The shift from the boardroom to our living rooms requires a different kind of finesse. When we’re dealing with tricky or emotional situations at home, we need to be consciously switched into mom mode to be able to connect with our children, rather than thinking like a boss and getting things under control or putting the fires out. I had a situation with my daughter last summer, when she didn’t want to go to daycare and had melt down panic attacks every morning for over a week until I got to the root cause…, here’s how I handled it – and I obvs failed at first.
Long story short – I wanted to deflect her fear, make her feel strong and make her trust the process. But I failed to acknowledge her fear – I suppose this was because her fear made me insecure. It scared me that I didn’t understand it and that I couldn’t fix it.
When the daily meltdowns continued and nothing seemed to work, or make them at least a bit better, I was at my wit’s end. I couldn’t bear to see her suffer like that anymore but at the same time I didn’t know what else to try. I knew I was going wrong somewhere. I knew I exhausted all of MY knowledge here and I knew I had to get another perspective.
So I did the millennial thing and listened to a parenting podcast.
I found a podcast from Dr. Becky Kennedy at The Good Inside on the topic of Separation Anxiety – perfect! She explains that children look for 2 things in those panic moments: Connection and Leadership.
Connection in the sense of, I felt that too when I was your age, what does your fear feel like, how big does it feel, as big as the teddy bear or as big as the house? And leadership in the sense of explaining what’s going to happen; I will drop you to kindergarten where you are safe with your teachers,we’ll say a quick goodbye and I’ll go to work and pick you up later. And not allowing for the feelings and fears to circle with endless reassurances but to rather reassure ONCE before drop off, ONCE during and then go. She compared it to a pilot who flies through turbulence. Imagine us parents as the pilot and the kids as the passenger. If you had a pilot who said, “I know there is turbulence, I’m worried too but let’s hope it’ll be ok soon”, compared to one who said, “I know you’re scared but I also know you are safe and I’ll get us to the airport safely”.
Which pilot would you feel more comfortable with? That kind of blew my mind because rationalising, explaining, empathising and so on are all techniques that work with friends or at work. But with a child they seek reassurance. They seek someone who is in control and who helps them understand and handle their feelings.

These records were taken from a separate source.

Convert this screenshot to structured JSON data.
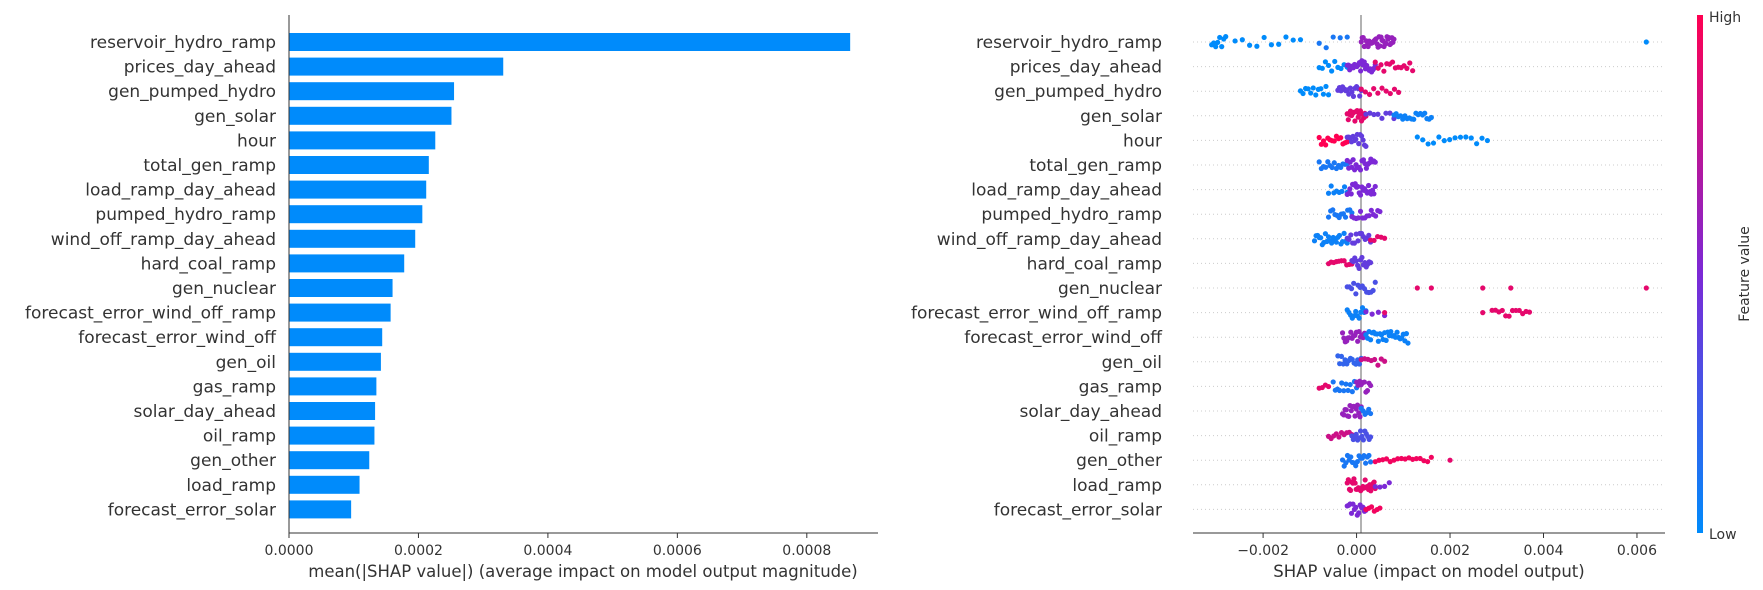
{
  "colors": {
    "bar": "#008bfb",
    "low": "#008bfb",
    "mid": "#7c29d6",
    "high": "#ff0052",
    "axis": "#333333",
    "grid": "#cccccc"
  },
  "chart_data": [
    {
      "type": "bar",
      "orientation": "horizontal",
      "categories": [
        "reservoir_hydro_ramp",
        "prices_day_ahead",
        "gen_pumped_hydro",
        "gen_solar",
        "hour",
        "total_gen_ramp",
        "load_ramp_day_ahead",
        "pumped_hydro_ramp",
        "wind_off_ramp_day_ahead",
        "hard_coal_ramp",
        "gen_nuclear",
        "forecast_error_wind_off_ramp",
        "forecast_error_wind_off",
        "gen_oil",
        "gas_ramp",
        "solar_day_ahead",
        "oil_ramp",
        "gen_other",
        "load_ramp",
        "forecast_error_solar"
      ],
      "values": [
        0.000867,
        0.000331,
        0.000255,
        0.000251,
        0.000226,
        0.000216,
        0.000212,
        0.000206,
        0.000195,
        0.000178,
        0.00016,
        0.000157,
        0.000144,
        0.000142,
        0.000135,
        0.000133,
        0.000132,
        0.000124,
        0.000109,
        9.6e-05
      ],
      "xlabel": "mean(|SHAP value|) (average impact on model output magnitude)",
      "ylabel": "",
      "xlim": [
        0,
        0.00091
      ],
      "xticks": [
        "0.0000",
        "0.0002",
        "0.0004",
        "0.0006",
        "0.0008"
      ],
      "grid": false
    },
    {
      "type": "scatter",
      "subtype": "beeswarm",
      "categories": [
        "reservoir_hydro_ramp",
        "prices_day_ahead",
        "gen_pumped_hydro",
        "gen_solar",
        "hour",
        "total_gen_ramp",
        "load_ramp_day_ahead",
        "pumped_hydro_ramp",
        "wind_off_ramp_day_ahead",
        "hard_coal_ramp",
        "gen_nuclear",
        "forecast_error_wind_off_ramp",
        "forecast_error_wind_off",
        "gen_oil",
        "gas_ramp",
        "solar_day_ahead",
        "oil_ramp",
        "gen_other",
        "load_ramp",
        "forecast_error_solar"
      ],
      "xlabel": "SHAP value (impact on model output)",
      "ylabel": "",
      "xlim": [
        -0.0035,
        0.0066
      ],
      "xticks": [
        "−0.002",
        "0.000",
        "0.002",
        "0.004",
        "0.006"
      ],
      "grid": false,
      "colorbar": {
        "label": "Feature value",
        "high": "High",
        "low": "Low"
      },
      "rows": [
        {
          "segments": [
            [
              -0.0031,
              -0.0028,
              0.0,
              8,
              1
            ],
            [
              -0.0026,
              -0.0012,
              0.0,
              10,
              0.95
            ],
            [
              -0.0008,
              -0.0002,
              0.1,
              5,
              1
            ],
            [
              0.0001,
              0.0008,
              0.6,
              34,
              0.9
            ]
          ],
          "points": [
            [
              0.0062,
              0.0
            ]
          ]
        },
        {
          "segments": [
            [
              -0.0008,
              -0.0002,
              0.0,
              10,
              0.9
            ],
            [
              -0.0002,
              0.0004,
              0.5,
              24,
              1
            ],
            [
              0.0004,
              0.0012,
              0.9,
              14,
              0.8
            ]
          ]
        },
        {
          "segments": [
            [
              -0.0012,
              -0.0006,
              0.0,
              12,
              0.8
            ],
            [
              -0.0004,
              0.0001,
              0.4,
              16,
              1
            ],
            [
              0.0001,
              0.0009,
              0.9,
              10,
              0.6
            ]
          ]
        },
        {
          "segments": [
            [
              -0.0002,
              0.0002,
              0.9,
              18,
              1
            ],
            [
              0.0002,
              0.0008,
              0.4,
              8,
              0.6
            ],
            [
              0.0008,
              0.0016,
              0.05,
              18,
              0.6
            ]
          ]
        },
        {
          "segments": [
            [
              -0.0008,
              -0.0002,
              1.0,
              14,
              0.8
            ],
            [
              -0.0002,
              0.0002,
              0.4,
              14,
              1
            ],
            [
              0.0013,
              0.0028,
              0.0,
              14,
              0.6
            ]
          ]
        },
        {
          "segments": [
            [
              -0.0008,
              -0.0002,
              0.1,
              14,
              0.6
            ],
            [
              -0.0002,
              0.0004,
              0.5,
              20,
              1
            ]
          ]
        },
        {
          "segments": [
            [
              -0.0006,
              -0.0002,
              0.05,
              8,
              0.7
            ],
            [
              -0.0002,
              0.0004,
              0.5,
              22,
              1
            ]
          ]
        },
        {
          "segments": [
            [
              -0.0006,
              -0.0001,
              0.1,
              12,
              0.8
            ],
            [
              -0.0001,
              0.0005,
              0.5,
              14,
              0.9
            ]
          ]
        },
        {
          "segments": [
            [
              -0.0009,
              -0.0002,
              0.05,
              22,
              1
            ],
            [
              -0.0002,
              0.0003,
              0.4,
              14,
              1
            ],
            [
              0.0003,
              0.0006,
              0.9,
              5,
              0.5
            ]
          ]
        },
        {
          "segments": [
            [
              -0.0006,
              -0.0001,
              0.9,
              10,
              0.6
            ],
            [
              -0.0001,
              0.0003,
              0.4,
              14,
              1
            ]
          ]
        },
        {
          "segments": [
            [
              -0.0002,
              0.0004,
              0.3,
              14,
              1
            ]
          ],
          "points": [
            [
              0.0013,
              0.9
            ],
            [
              0.0016,
              0.9
            ],
            [
              0.0027,
              0.9
            ],
            [
              0.0033,
              0.9
            ],
            [
              0.0062,
              0.9
            ]
          ]
        },
        {
          "segments": [
            [
              -0.0002,
              0.0002,
              0.05,
              12,
              1
            ],
            [
              0.0002,
              0.0006,
              0.5,
              4,
              0.5
            ],
            [
              0.0029,
              0.0037,
              0.9,
              12,
              0.6
            ]
          ],
          "points": [
            [
              0.0027,
              0.9
            ],
            [
              0.0006,
              0.9
            ]
          ]
        },
        {
          "segments": [
            [
              -0.0003,
              0.0002,
              0.6,
              18,
              1
            ],
            [
              0.0002,
              0.0011,
              0.05,
              28,
              1
            ]
          ]
        },
        {
          "segments": [
            [
              -0.0004,
              0.0001,
              0.2,
              14,
              1
            ],
            [
              0.0001,
              0.0006,
              0.8,
              8,
              0.6
            ]
          ]
        },
        {
          "segments": [
            [
              -0.0008,
              -0.0006,
              0.9,
              4,
              0.4
            ],
            [
              -0.0005,
              0.0,
              0.1,
              12,
              1
            ],
            [
              0.0,
              0.0003,
              0.6,
              10,
              1
            ]
          ]
        },
        {
          "segments": [
            [
              -0.0003,
              0.0001,
              0.6,
              16,
              1
            ],
            [
              0.0001,
              0.0003,
              0.1,
              6,
              0.6
            ]
          ]
        },
        {
          "segments": [
            [
              -0.0006,
              -0.0001,
              0.8,
              10,
              0.6
            ],
            [
              -0.0001,
              0.0003,
              0.3,
              14,
              1
            ]
          ]
        },
        {
          "segments": [
            [
              -0.0003,
              0.0003,
              0.1,
              18,
              1
            ],
            [
              0.0004,
              0.0016,
              0.95,
              16,
              0.5
            ]
          ],
          "points": [
            [
              0.002,
              0.9
            ]
          ]
        },
        {
          "segments": [
            [
              -0.0002,
              0.0004,
              0.9,
              26,
              1
            ],
            [
              0.0004,
              0.0007,
              0.5,
              4,
              0.5
            ]
          ]
        },
        {
          "segments": [
            [
              -0.0002,
              0.0002,
              0.5,
              14,
              1
            ],
            [
              0.0002,
              0.0005,
              0.95,
              6,
              0.5
            ]
          ]
        }
      ]
    }
  ]
}
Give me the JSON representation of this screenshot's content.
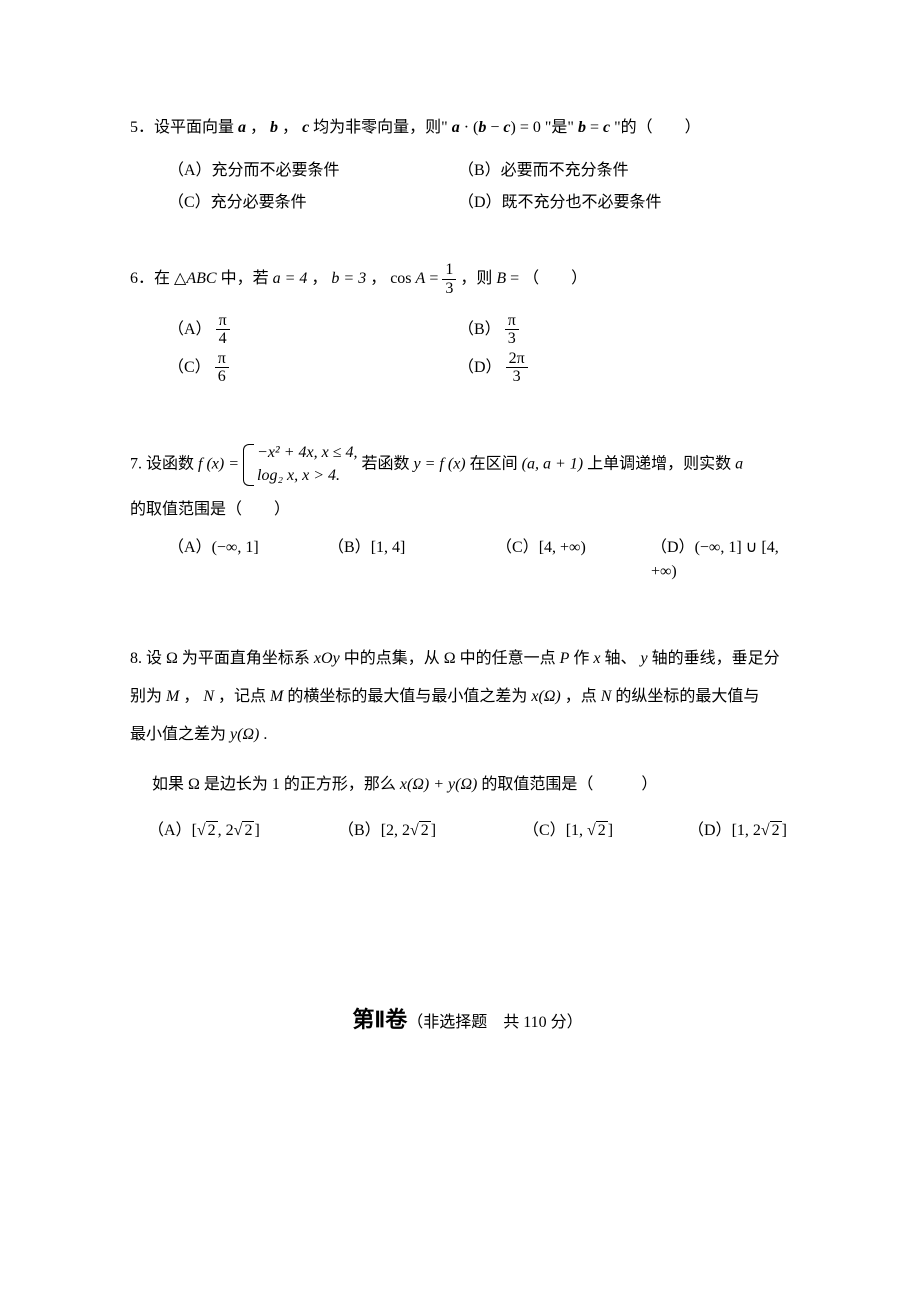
{
  "q5": {
    "num": "5．",
    "stem_a": "设平面向量 ",
    "vec_a": "a",
    "stem_b": " ， ",
    "vec_b": "b",
    "stem_c": " ， ",
    "vec_c": "c",
    "stem_d": " 均为非零向量，则\" ",
    "eq_lhs": "a",
    "eq_dot": " · (",
    "eq_b": "b",
    "eq_minus": " − ",
    "eq_c": "c",
    "eq_rhs": ") = 0",
    "stem_e": " \"是\" ",
    "eq2_b": "b",
    "eq2_eq": " = ",
    "eq2_c": "c",
    "stem_f": " \"的",
    "paren": "（　　）",
    "optA": "（A）充分而不必要条件",
    "optB": "（B）必要而不充分条件",
    "optC": "（C）充分必要条件",
    "optD": "（D）既不充分也不必要条件"
  },
  "q6": {
    "num": "6．",
    "stem_a": "在 ",
    "tri": "△",
    "abc": "ABC",
    "stem_b": " 中，若 ",
    "a_eq": "a = 4",
    "stem_c": " ， ",
    "b_eq": "b = 3",
    "stem_d": " ， ",
    "cos": "cos ",
    "A": "A",
    "eq": " = ",
    "one": "1",
    "three": "3",
    "stem_e": " ，则 ",
    "B": "B",
    "eq2": " = ",
    "paren": "（　　）",
    "optA_lbl": "（A）",
    "optB_lbl": "（B）",
    "optC_lbl": "（C）",
    "optD_lbl": "（D）",
    "pi": "π",
    "four": "4",
    "six": "6",
    "two_pi": "2π"
  },
  "q7": {
    "num": "7.  ",
    "stem_a": "设函数 ",
    "fx": "f (x) = ",
    "case1": "−x² + 4x,  x ≤ 4,",
    "case2": "log₂ x,      x > 4.",
    "stem_b": " 若函数 ",
    "y_eq": "y = f (x)",
    "stem_c": " 在区间 ",
    "interval": "(a, a + 1)",
    "stem_d": " 上单调递增，则实数 ",
    "a_var": "a",
    "stem_line2": "的取值范围是（　　）",
    "optA_lbl": "（A）",
    "optA_val": "(−∞, 1]",
    "optB_lbl": "（B）",
    "optB_val": "[1, 4]",
    "optC_lbl": "（C）",
    "optC_val": "[4, +∞)",
    "optD_lbl": "（D）",
    "optD_val": "(−∞, 1] ∪ [4, +∞)"
  },
  "q8": {
    "num": "8.  ",
    "stem_a": "设 ",
    "Omega": "Ω",
    "stem_b": " 为平面直角坐标系 ",
    "xOy": "xOy",
    "stem_c": " 中的点集，从 ",
    "stem_d": " 中的任意一点 ",
    "P": "P",
    "stem_e": " 作 ",
    "x_ax": "x",
    "stem_f": " 轴、 ",
    "y_ax": "y",
    "stem_g": " 轴的垂线，垂足分",
    "line2_a": "别为 ",
    "M": "M",
    "line2_b": " ， ",
    "N": "N",
    "line2_c": " ，记点 ",
    "line2_d": " 的横坐标的最大值与最小值之差为 ",
    "xOmega": "x(Ω)",
    "line2_e": " ，点 ",
    "line2_f": " 的纵坐标的最大值与",
    "line3_a": "最小值之差为 ",
    "yOmega": "y(Ω)",
    "line3_b": " .",
    "line4_a": "如果 ",
    "line4_b": " 是边长为 1 的正方形，那么 ",
    "sumExpr": "x(Ω) + y(Ω)",
    "line4_c": " 的取值范围是",
    "paren": "（　　　）",
    "optA_lbl": "（A）",
    "optB_lbl": "（B）",
    "optC_lbl": "（C）",
    "optD_lbl": "（D）",
    "sqrt2": "2",
    "lbrack": "[",
    "rbrack": "]",
    "comma": ", ",
    "two": "2",
    "one": "1"
  },
  "section": {
    "title_main": "第Ⅱ卷",
    "title_sub": "（非选择题　共 110 分）"
  }
}
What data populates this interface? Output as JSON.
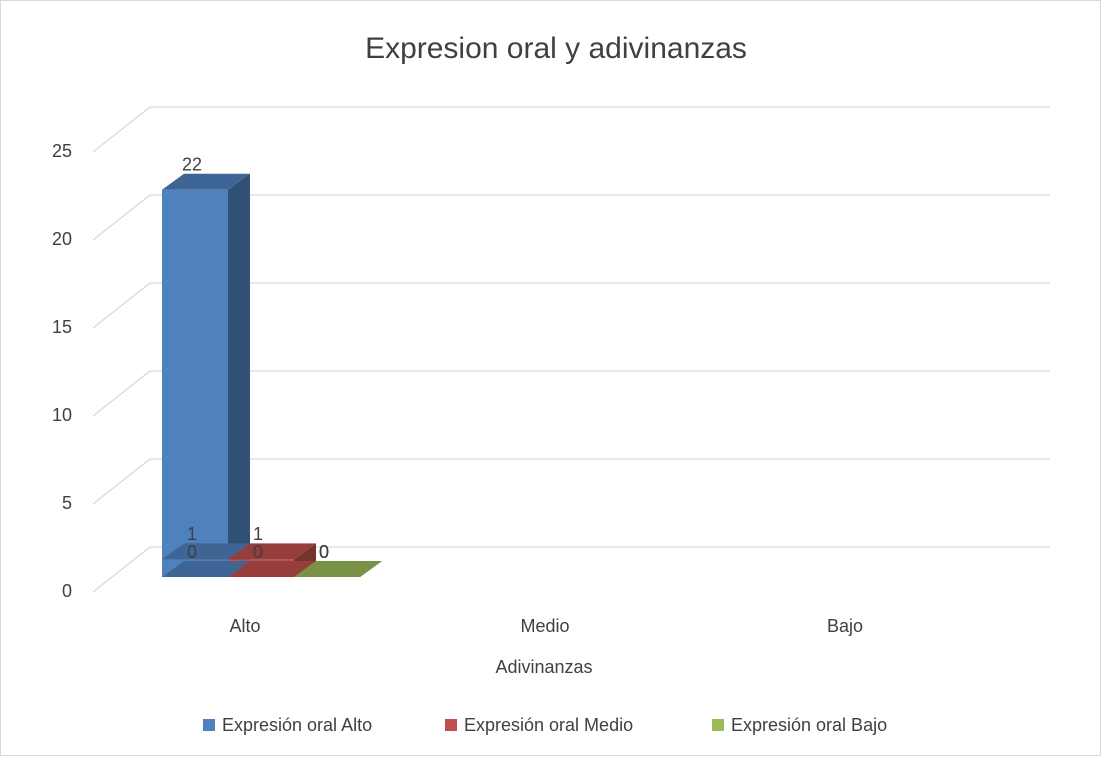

I’ve then applied the technique to my daughter the next morning. Starting with asking about the size of her fear and then dropping her off with the explanation that she’s safe and I need to go. There were no tears. Sure, there was still some resistance and whiney “but my throat hurts so I need to stay with you” (she wasn’t sick) but it was quick, not traumatic (for either of us) and it was a turning point for her, for me and for our relationship..
PHEW – Let’s face it, those moments can be overwhelming but luckily situations like this are not always day to day kind of problems. Even though the bigger problems crop up less frequently I do believe that those are the ones that often make or crack the bond we have with our kids and give them a feeling of being understood or alone with their fears.
Dear fellow parent, connecting with our children, especially in challenging situations, is an ongoing journey. By being mindful, present, and attuned to their emotions, we’re nurturing bonds that – hopefully – last a lifetime.